I didn’t respond. The warning struck me as a bit of an insult. Why would I try to sneak past him? Where would I go? Into the hands of the barbarians out there waiting for me, all of them wishing that I would make exactly that kind of stupid attempt? Or, supposing I could somehow sneak past them, back out into the desert that had nearly baked me to death the last time I’d tried to cross it? I wondered what he thought me capable of. What plan did he think I was hatching to overthrow their little world? Did I really seem so powerful? Wasn’t it clear how pathetically defenseless I was?
I could tell when he was deeply asleep because he started twitching the way Melanie remembered he occasionally did. He only slept so restlessly when he was upset. I watched his fingers clench and unclench, and I wondered if he was dreaming that they were wrapped around my neck.
The days that followed—perhaps a week of them, it was impossible to keep track—were very quiet. Jared was like a silent wall between me and everything else in the world, good or bad. There was no sound but that of my own breathing, my own movements; there were no sights but the black cave around me, the circle of dull light, the familiar tray with the same rations, the brief, stolen glimpses of Jared; there were no touches but the pitted rocks against my skin; there were no tastes but the bitter water, the hard bread, the bland soup, the woody roots, over and over again.
It was a very strange combination: constant terror, persistent aching physical discomfort, and excruciating monotony. Of the three, the killer boredom was the hardest to take. My prison was a sensory-deprivation chamber.

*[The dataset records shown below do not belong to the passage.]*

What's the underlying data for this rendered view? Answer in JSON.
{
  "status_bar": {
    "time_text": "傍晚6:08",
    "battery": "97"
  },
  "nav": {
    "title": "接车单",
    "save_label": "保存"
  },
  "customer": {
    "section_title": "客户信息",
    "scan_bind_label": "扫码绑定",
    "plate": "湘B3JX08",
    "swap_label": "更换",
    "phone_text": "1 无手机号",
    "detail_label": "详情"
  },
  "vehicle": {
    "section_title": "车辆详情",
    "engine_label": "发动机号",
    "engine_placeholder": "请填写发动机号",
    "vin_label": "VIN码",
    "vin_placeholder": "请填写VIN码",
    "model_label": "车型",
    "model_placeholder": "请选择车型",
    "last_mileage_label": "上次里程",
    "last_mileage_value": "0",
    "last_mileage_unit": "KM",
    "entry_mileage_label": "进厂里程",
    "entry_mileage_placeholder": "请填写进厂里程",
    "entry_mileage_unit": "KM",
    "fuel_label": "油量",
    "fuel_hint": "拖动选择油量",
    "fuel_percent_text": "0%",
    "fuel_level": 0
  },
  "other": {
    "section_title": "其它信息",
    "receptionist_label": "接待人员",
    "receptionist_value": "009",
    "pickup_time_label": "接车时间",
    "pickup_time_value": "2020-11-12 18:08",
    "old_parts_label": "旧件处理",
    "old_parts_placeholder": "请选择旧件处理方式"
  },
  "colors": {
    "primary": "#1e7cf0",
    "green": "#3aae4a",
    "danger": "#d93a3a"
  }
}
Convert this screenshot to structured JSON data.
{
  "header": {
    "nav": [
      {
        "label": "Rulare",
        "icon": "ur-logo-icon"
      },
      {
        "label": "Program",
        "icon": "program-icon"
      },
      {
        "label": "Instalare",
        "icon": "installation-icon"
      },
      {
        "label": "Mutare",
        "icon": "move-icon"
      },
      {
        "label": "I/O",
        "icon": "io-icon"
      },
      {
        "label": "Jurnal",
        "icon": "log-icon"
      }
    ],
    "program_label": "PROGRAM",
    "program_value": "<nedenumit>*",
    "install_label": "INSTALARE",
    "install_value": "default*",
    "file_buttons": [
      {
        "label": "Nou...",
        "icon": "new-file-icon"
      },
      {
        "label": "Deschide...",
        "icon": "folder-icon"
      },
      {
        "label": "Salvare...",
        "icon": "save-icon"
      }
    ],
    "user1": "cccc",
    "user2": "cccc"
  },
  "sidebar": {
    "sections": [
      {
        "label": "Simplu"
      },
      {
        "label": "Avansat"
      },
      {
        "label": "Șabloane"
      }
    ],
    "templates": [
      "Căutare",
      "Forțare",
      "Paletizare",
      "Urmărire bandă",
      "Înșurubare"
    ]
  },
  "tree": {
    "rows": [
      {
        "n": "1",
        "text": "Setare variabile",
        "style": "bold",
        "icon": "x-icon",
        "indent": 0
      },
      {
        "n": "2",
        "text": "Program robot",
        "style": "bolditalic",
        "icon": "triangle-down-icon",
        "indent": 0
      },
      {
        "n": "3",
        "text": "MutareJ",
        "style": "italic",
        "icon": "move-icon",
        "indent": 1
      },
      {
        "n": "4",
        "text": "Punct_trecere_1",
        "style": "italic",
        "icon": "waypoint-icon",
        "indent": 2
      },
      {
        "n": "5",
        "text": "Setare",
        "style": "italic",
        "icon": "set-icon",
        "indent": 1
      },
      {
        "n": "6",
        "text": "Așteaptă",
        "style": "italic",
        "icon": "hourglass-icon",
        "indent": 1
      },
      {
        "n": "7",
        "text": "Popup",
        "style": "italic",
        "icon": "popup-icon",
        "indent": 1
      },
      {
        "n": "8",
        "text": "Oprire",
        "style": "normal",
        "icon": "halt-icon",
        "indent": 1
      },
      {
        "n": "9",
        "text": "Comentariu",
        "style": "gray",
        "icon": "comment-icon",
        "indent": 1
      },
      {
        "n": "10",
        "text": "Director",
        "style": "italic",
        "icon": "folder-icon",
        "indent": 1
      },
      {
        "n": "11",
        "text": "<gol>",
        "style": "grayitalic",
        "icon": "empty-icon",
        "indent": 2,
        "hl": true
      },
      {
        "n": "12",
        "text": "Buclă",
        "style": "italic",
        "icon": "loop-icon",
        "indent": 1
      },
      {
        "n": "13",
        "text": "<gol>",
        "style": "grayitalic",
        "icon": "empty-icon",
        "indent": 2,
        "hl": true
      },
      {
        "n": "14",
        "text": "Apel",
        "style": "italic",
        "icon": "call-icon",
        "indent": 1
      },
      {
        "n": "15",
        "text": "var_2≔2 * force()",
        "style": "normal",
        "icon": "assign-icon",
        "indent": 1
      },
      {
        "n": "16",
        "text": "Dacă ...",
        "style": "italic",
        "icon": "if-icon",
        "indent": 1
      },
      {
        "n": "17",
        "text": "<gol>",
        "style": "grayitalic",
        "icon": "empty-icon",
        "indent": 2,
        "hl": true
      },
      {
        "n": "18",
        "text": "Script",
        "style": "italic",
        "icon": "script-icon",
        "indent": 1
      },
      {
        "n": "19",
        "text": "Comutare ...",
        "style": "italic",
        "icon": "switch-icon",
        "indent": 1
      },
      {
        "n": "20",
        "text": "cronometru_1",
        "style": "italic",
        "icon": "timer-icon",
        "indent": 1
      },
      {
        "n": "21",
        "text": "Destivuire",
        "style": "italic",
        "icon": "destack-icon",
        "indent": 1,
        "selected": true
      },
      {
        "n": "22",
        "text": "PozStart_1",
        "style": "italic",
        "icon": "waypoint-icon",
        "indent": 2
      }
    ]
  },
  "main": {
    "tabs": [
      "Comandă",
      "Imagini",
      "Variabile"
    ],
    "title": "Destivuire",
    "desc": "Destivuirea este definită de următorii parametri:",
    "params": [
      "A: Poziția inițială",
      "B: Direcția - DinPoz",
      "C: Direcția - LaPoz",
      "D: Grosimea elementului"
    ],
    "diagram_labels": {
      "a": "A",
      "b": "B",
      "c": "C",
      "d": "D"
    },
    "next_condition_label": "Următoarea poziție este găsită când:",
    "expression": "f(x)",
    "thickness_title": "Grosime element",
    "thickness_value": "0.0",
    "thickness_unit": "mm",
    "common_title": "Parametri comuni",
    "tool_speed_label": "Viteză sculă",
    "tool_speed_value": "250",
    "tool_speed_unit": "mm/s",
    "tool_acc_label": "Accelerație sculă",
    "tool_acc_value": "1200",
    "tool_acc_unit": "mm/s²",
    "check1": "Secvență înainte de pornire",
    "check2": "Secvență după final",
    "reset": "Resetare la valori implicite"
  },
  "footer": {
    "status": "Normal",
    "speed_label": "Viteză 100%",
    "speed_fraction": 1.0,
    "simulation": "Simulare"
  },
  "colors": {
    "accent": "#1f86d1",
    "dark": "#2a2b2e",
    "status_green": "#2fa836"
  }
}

Together, Melanie and I worried that we were going to go mad.
We both hear a voice in our head, she pointed out. That’s never a good sign.
We’re going to forget how to speak, I worried. How long has it been since anyone talked to us?
Four days ago you thanked Jeb for bringing us food, and he said you were welcome. Well, I think it was four days ago. Four long sleeps ago, at least. She seemed to sigh. Stop chewing your nails—it took me years to break that habit.
But the long, scratchy nails bothered me. I don’t really think we need to worry about bad habits in the long term.
Jared didn’t let Jeb bring food again. Instead, someone brought it to the end of the hall and Jared retrieved it. I got the same thing—bread, soup, and vegetables—twice every day. Sometimes there were extra things for Jared, packaged foods with brand names I recognized—Red Vines, Snickers, Pop-Tarts. I tried to imagine how the humans had gotten their hands on these delicacies.
I didn’t expect him to share—of course not—but I wondered sometimes if he thought I was hoping he would. One of my few entertainments was hearing him eat his treats, because he always did so ostentatiously, perhaps rubbing it in the way he had with the pillow that first night.
Once, Jared slowly ripped open a bag of Cheetos—showy about it as usual—and the rich smell of fake powdered cheese rolled through my cave… delicious, irresistible. He ate one slowly, letting me hear each distinct crunch.
My stomach growled loudly, and I laughed at myself. I hadn’t laughed in so long; I tried to remember the last time and couldn’t—just that strange bout of macabre hysteria in the desert, which really didn’t count as laughter. Even before I’d come here, there hadn’t been much I’d found funny.
But this seemed hilarious to me for some reason—my stomach yearning after that one small Cheeto—and I laughed again. A sign of madness, surely.
I didn’t know how my reaction offended him, but he got up and disappeared. After a long moment, I could hear him eating the Cheetos again, but from farther away. I peeked out of the hole to see that he was sitting in the shadows at the end of the corridor, his back to me. I pulled my head inside, afraid he might turn and catch me watching. From then on, he stayed down at that end of the hall as much as possible. Only at night did he stretch out in front of my prison.
Twice a day—or rather twice a night, as he never took me when the others were about—I got to walk to the room with the rivers; it was a highlight, despite the terror, as it was the only time I was not hunched into the unnatural shapes my small cave forced on me. Each time I had to crawl back inside was harder than the last.
Three times that week, always during the sleeping hours, someone came to check on us.